Ivabradine is freely soluble in water, methanol, and acetonitrile. The drug is a basic drug and having pKa values≈ 8.02. Literature survey revealed that, analytical methods like LC with fluorescence detector and LC with tandem mass spectrometric detector for determination of ivabradine in biological samples were reported, however, all these involve long run times with complex extraction procedures[3-6]. Method for determination and quantification of ivabradine in bulk drug and pharmaceutical dosage form has also been reported[7-8] but no report of validation of the methods for forced degradation studies. As analysis of dosage forms under stability study is an important step for drug approval, analytical method should be validated so that the method will be good enough to detect any impurity originated in the dosage form during stability study. Though a stability indicating HPLC Method has been reported, it has its own limitation[9] by using formic acid as a buffer in the mobile phase.
Further, controlled release dosage form is evaluated with different dissolution media. No literature teaches about an analytical method which can be used to evaluate the controlled release formulation. So, a simple and specific RP-HPLC method using phosphate buffer in the mobile phase, with short run time was developed for the quality control analysis of ivabradine in compatibility samples, stability samples and also in dissolution samples as useful for analysis of controlled release formulation.
MATERIALS AND METHOD
Reagents, formulations and equipment
Ivabradine was supplied by Themis Medicare Ltd. (Mumbai, India) as gratis sample. The purity of the supplied ivabradine was 99.5% by HPLC analysis. All reagents used were of analytical grade and the solvents used were HPLC grade (Qualigens Fine Chemicals, Mumbai). Water used for HPLC was obtained after reverse osmosis (Millipore Mili-Q system) of triple distilled water. Four controlled release formulations of ivabradine with different excipients, different method of preparation were used to evaluate the developed methods. A HPLC system (Shimadzu Corporation, Japan) with a LC-10ATVP Shimadzu pump (Japan), UV detector SPD-M10AVP Shimadzu (Japan), and PDA detector SPD-M10AVP Shimadzu (Japan), system controller SCL-10AVP Shimadzu (Japan), Class- VP system manager software. A 250 mm x 4.6 mm, 5µm, C18, 100AºKromasil column (Sigma-Aldrich, US) with 10 mm x 4.6 mm, 5µm, C18, 100AºKromasil precolumn (Kromasil Eternity C18 Guard Cartridge by Sigma-Aldrich, US) was used for elusion.
Methods
UV spectrophotometric method and its validation
Preparation of Stock (100µg/ml) and standard Solution: Three stock solutions of ivabradine (100µg/ml) was prepared using Hydrochloric Acid Buffer pH 1.2, Phosphate Buffer solution pH 6.8 and demineralized water by dissolving the drug in a 100 ml volumetric flask in methanol, made upto the mark with respective media and shaken for 2 min on a mechanical shaker operated at 50 motions/min. Further dilution was made to achieve concentrations of 5, 10, 15, 20, 25, 30, 35, 40, 45, 50, 55 and 60µg/ml.
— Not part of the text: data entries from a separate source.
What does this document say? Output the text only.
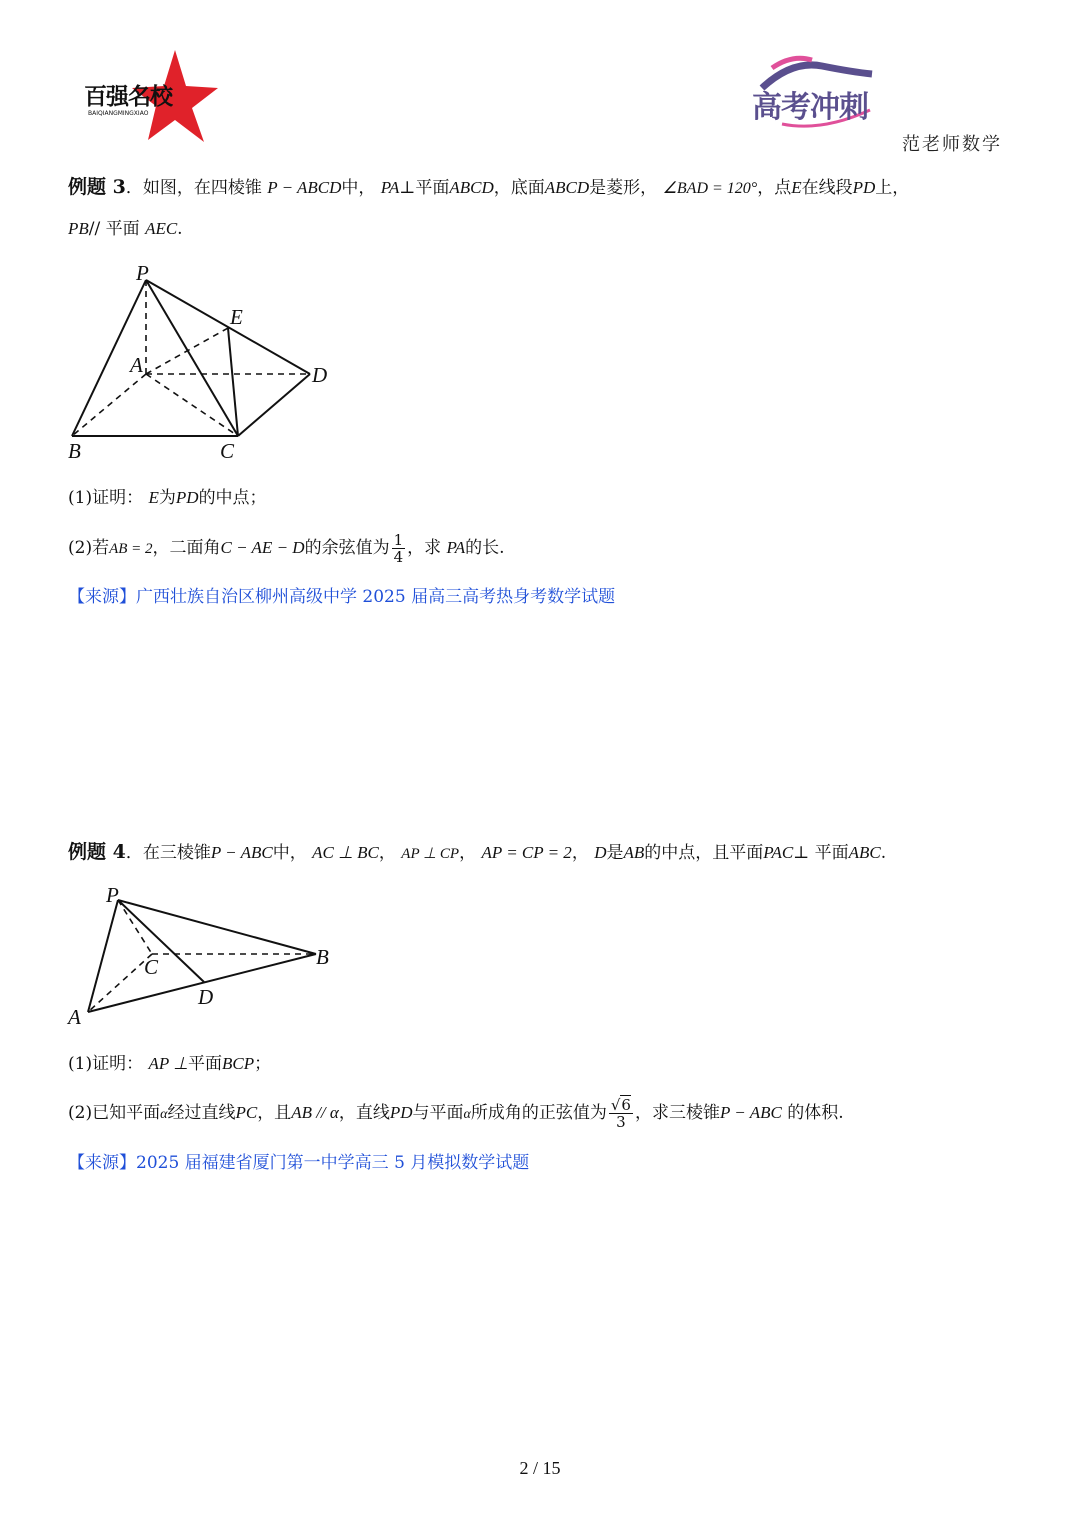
百强名校
BAIQIANGMINGXIAO	高考冲刺
范老师数学
例题 3．如图，在四棱锥 P − ABCD中， PA⊥平面ABCD，底面ABCD是菱形， ∠BAD = 120°，点E在线段PD上，
PB// 平面 AEC.
P
E
A	D
B	C
(1)证明： E为PD的中点；
(2)若AB = 2，二面角C − AE − D的余弦值为 $\frac{1}{4}$ ，求 PA的长.
【来源】广西壮族自治区柳州高级中学 2025 届高三高考热身考数学试题
例题 4．在三棱锥P − ABC中， AC ⊥ BC， AP ⊥ CP， AP = CP = 2， D是AB的中点，且平面PAC⊥ 平面ABC.
P
C	B
D
A
(1)证明： AP ⊥平面BCP；
(2)已知平面α经过直线PC，且AB // α，直线PD与平面α所成角的正弦值为 $\frac{√6}{3}$ ，求三棱锥P − ABC 的体积.
【来源】2025 届福建省厦门第一中学高三 5 月模拟数学试题
2 / 15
Analytical procedure: The standard drug solution (10µg/ml) using three different media was scanned in UV- Vis spectrophotometer (UV-2400PC Series, Shimadzu, Japan) over wavelength of 200nm-700nm. λmax was traced and calibration curve of absorbance at 286 nm versus concentration of standard solutions was constructed.
Method validation: The proposed method was validated for drug specificity, linearity, accuracy and precision. Dummy tablets and excipient blends, which contained selected excipients in the proportions as expected in the final formulations, were used to validate the method for specificity and recovery. Linearity of seven standard solutions with concentrations evenly distributed across the range 10–120% of drug assay (i.e. 5, 10, 20, 30, 40, 50 and 60µg/ml) in three dissolution media was established. Accuracy and precision was assessed using three replicates of three concentrations in the range and with six replicates for 100% drug release (i.e. 50µg/ml). To assess intra-day variation, calibration curve was prepared three times on the same day. The procedure was further repeated on three consequent days for determination of inter-day variability[10]. The results were expressed as %RSD of slopes and intercepts and 95% confidence intervals.
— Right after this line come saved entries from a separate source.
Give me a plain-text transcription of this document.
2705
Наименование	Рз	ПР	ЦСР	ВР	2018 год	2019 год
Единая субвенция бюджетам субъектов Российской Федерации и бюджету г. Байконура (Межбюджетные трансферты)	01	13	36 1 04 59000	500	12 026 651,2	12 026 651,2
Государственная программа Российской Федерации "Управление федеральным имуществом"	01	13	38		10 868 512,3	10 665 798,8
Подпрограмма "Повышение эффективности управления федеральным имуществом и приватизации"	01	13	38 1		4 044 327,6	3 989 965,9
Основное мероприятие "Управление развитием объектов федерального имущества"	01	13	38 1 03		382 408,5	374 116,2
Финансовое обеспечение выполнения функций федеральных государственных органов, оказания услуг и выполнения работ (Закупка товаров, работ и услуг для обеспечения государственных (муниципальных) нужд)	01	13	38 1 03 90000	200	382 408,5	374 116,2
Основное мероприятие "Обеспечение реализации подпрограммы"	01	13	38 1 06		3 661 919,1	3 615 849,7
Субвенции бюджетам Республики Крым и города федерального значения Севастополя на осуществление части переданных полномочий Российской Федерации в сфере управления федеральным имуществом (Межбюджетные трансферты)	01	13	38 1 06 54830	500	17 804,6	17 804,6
RP-HPLC method and its validation
Reagents and solutions: Mobile phase consisting of Methanol: 0.01M phosphate buffer pH 7.4 in the proportion of 65:35 was prepared. Mobile phase was filtered through 0.22μm nylon filter (Millipore) and deaerated in ultrasonic bath (Ultrasonic Cleaning Bath, Model UCB – 30, Spectra Lab).
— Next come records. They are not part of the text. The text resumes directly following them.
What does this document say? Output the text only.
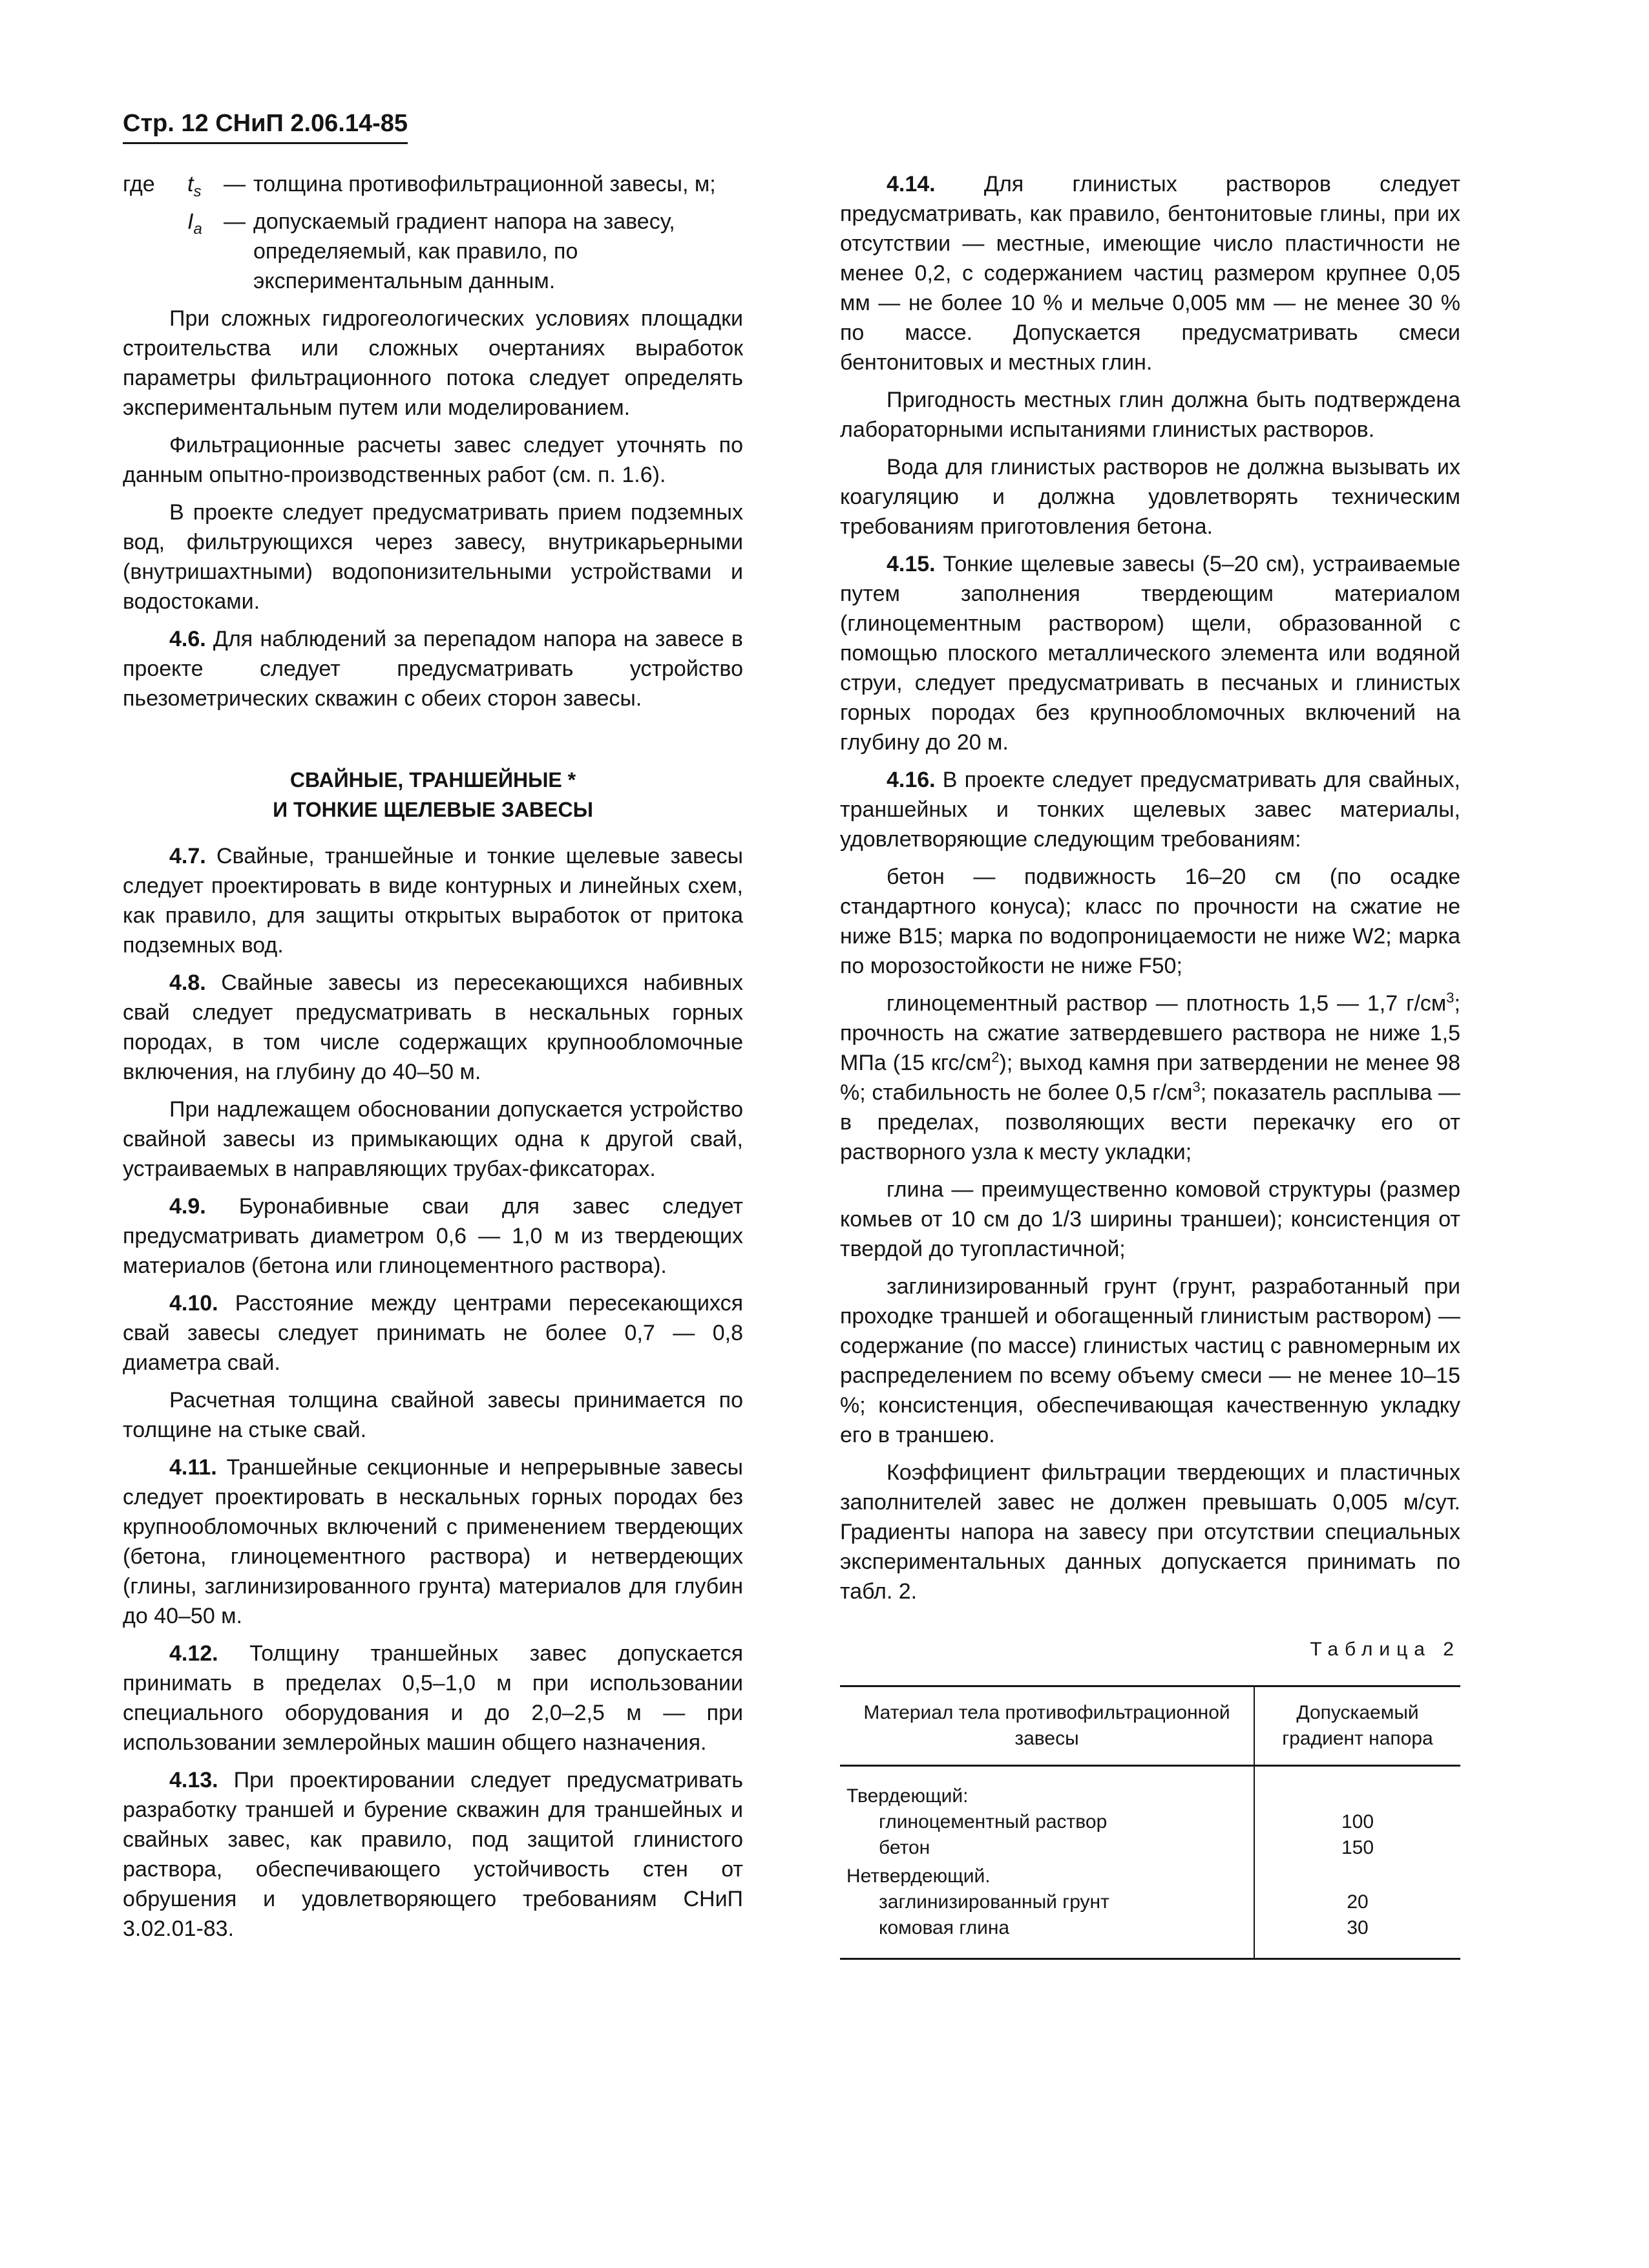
Стр. 12 СНиП 2.06.14-85
где	$t_s$	— толщина противофильтрационной завесы, м;
$I_a$ — допускаемый градиент напора на завесу, определяемый, как правило, по экспериментальным данным.

При сложных гидрогеологических условиях площадки строительства или сложных очертаниях выработок параметры фильтрационного потока следует определять экспериментальным путем или моделированием.

Фильтрационные расчеты завес следует уточнять по данным опытно-производственных работ (см. п. 1.6).

В проекте следует предусматривать прием подземных вод, фильтрующихся через завесу, внутрикарьерными (внутришахтными) водопонизительными устройствами и водостоками.

4.6. Для наблюдений за перепадом напора на завесе в проекте следует предусматривать устройство пьезометрических скважин с обеих сторон завесы.

СВАЙНЫЕ, ТРАНШЕЙНЫЕ *
И ТОНКИЕ ЩЕЛЕВЫЕ ЗАВЕСЫ

4.7. Свайные, траншейные и тонкие щелевые завесы следует проектировать в виде контурных и линейных схем, как правило, для защиты открытых выработок от притока подземных вод.

4.8. Свайные завесы из пересекающихся набивных свай следует предусматривать в нескальных горных породах, в том числе содержащих крупнообломочные включения, на глубину до 40–50 м.

При надлежащем обосновании допускается устройство свайной завесы из примыкающих одна к другой свай, устраиваемых в направляющих трубах-фиксаторах.

4.9. Буронабивные сваи для завес следует предусматривать диаметром 0,6 — 1,0 м из твердеющих материалов (бетона или глиноцементного раствора).

4.10. Расстояние между центрами пересекающихся свай завесы следует принимать не более 0,7 — 0,8 диаметра свай.

Расчетная толщина свайной завесы принимается по толщине на стыке свай.

4.11. Траншейные секционные и непрерывные завесы следует проектировать в нескальных горных породах без крупнообломочных включений с применением твердеющих (бетона, глиноцементного раствора) и нетвердеющих (глины, заглинизированного грунта) материалов для глубин до 40–50 м.

4.12. Толщину траншейных завес допускается принимать в пределах 0,5–1,0 м при использовании специального оборудования и до 2,0–2,5 м — при использовании землеройных машин общего назначения.

4.13. При проектировании следует предусматривать разработку траншей и бурение скважин для траншейных и свайных завес, как правило, под защитой глинистого раствора, обеспечивающего устойчивость стен от обрушения и удовлетворяющего требованиям СНиП 3.02.01-83.

4.14. Для глинистых растворов следует предусматривать, как правило, бентонитовые глины, при их отсутствии — местные, имеющие число пластичности не менее 0,2, с содержанием частиц размером крупнее 0,05 мм — не более 10 % и мельче 0,005 мм — не менее 30 % по массе. Допускается предусматривать смеси бентонитовых и местных глин.

Пригодность местных глин должна быть подтверждена лабораторными испытаниями глинистых растворов.

Вода для глинистых растворов не должна вызывать их коагуляцию и должна удовлетворять техническим требованиям приготовления бетона.

4.15. Тонкие щелевые завесы (5–20 см), устраиваемые путем заполнения твердеющим материалом (глиноцементным раствором) щели, образованной с помощью плоского металлического элемента или водяной струи, следует предусматривать в песчаных и глинистых горных породах без крупнообломочных включений на глубину до 20 м.

4.16. В проекте следует предусматривать для свайных, траншейных и тонких щелевых завес материалы, удовлетворяющие следующим требованиям:

бетон — подвижность 16–20 см (по осадке стандартного конуса); класс по прочности на сжатие не ниже B15; марка по водопроницаемости не ниже W2; марка по морозостойкости не ниже F50;

глиноцементный раствор — плотность 1,5 — 1,7 $г/см^3$; прочность на сжатие затвердевшего раствора не ниже 1,5 МПа (15 кгс/$см^2$); выход камня при затвердении не менее 98 %; стабильность не более 0,5 $г/см^3$; показатель расплыва — в пределах, позволяющих вести перекачку его от растворного узла к месту укладки;

глина — преимущественно комовой структуры (размер комьев от 10 см до 1/3 ширины траншеи); консистенция от твердой до тугопластичной;

заглинизированный грунт (грунт, разработанный при проходке траншей и обогащенный глинистым раствором) — содержание (по массе) глинистых частиц с равномерным их распределением по всему объему смеси — не менее 10–15 %; консистенция, обеспечивающая качественную укладку его в траншею.

Коэффициент фильтрации твердеющих и пластичных заполнителей завес не должен превышать 0,005 м/сут. Градиенты напора на завесу при отсутствии специальных экспериментальных данных допускается принимать по табл. 2.

Таблица 2
Материал тела противофильтрационной завесы	Допускаемый градиент напора
Твердеющий:	
глиноцементный раствор	100
бетон	150
Нетвердеющий.	
заглинизированный грунт	20
комовая глина	30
Preparation of Stock (1000µg/ml) and Standard Solution: The standard stock solution of ivabradine HCl (1000µg/ml) was made in a 100 ml volumetric flask by dissolving the drug in methanol and made upto the mark with phosphate buffer pH 6.8 and mobile phase (Methanol: 0.01M phosphate buffer pH 7.4:: 65:35), sonicated for 10mins and finally filtered through 0.22 micron nylon syringe filter. Further dilution was made with respective media to achieve concentrations 5, 10, 15, 20, 30, 35, 40, 50, 55, 60µg/ml.
Chromatographic conditions: Chromatography was carried out on Shimadzu HPLC equipped with Class VP software for data processing. Samples were analyzed at 25ºC on a 250 mm x 4.6 mm, 5µm, C18, 100AºKromasil column with 10 mm x 4.6 mm, 5µm, C18, 100AºKromasil precolumn. UV–Vis detector (SPD-10A VP) was set at 286 nm and mobile phase was pumped at a flow rate of 1.0 ml/min. Sample injections of 50 μL each were made automatically using autosampler (SIL-10AD VP). For peak purity in the presence of excipients, a PDA detector (SPD-M10A VP) was used.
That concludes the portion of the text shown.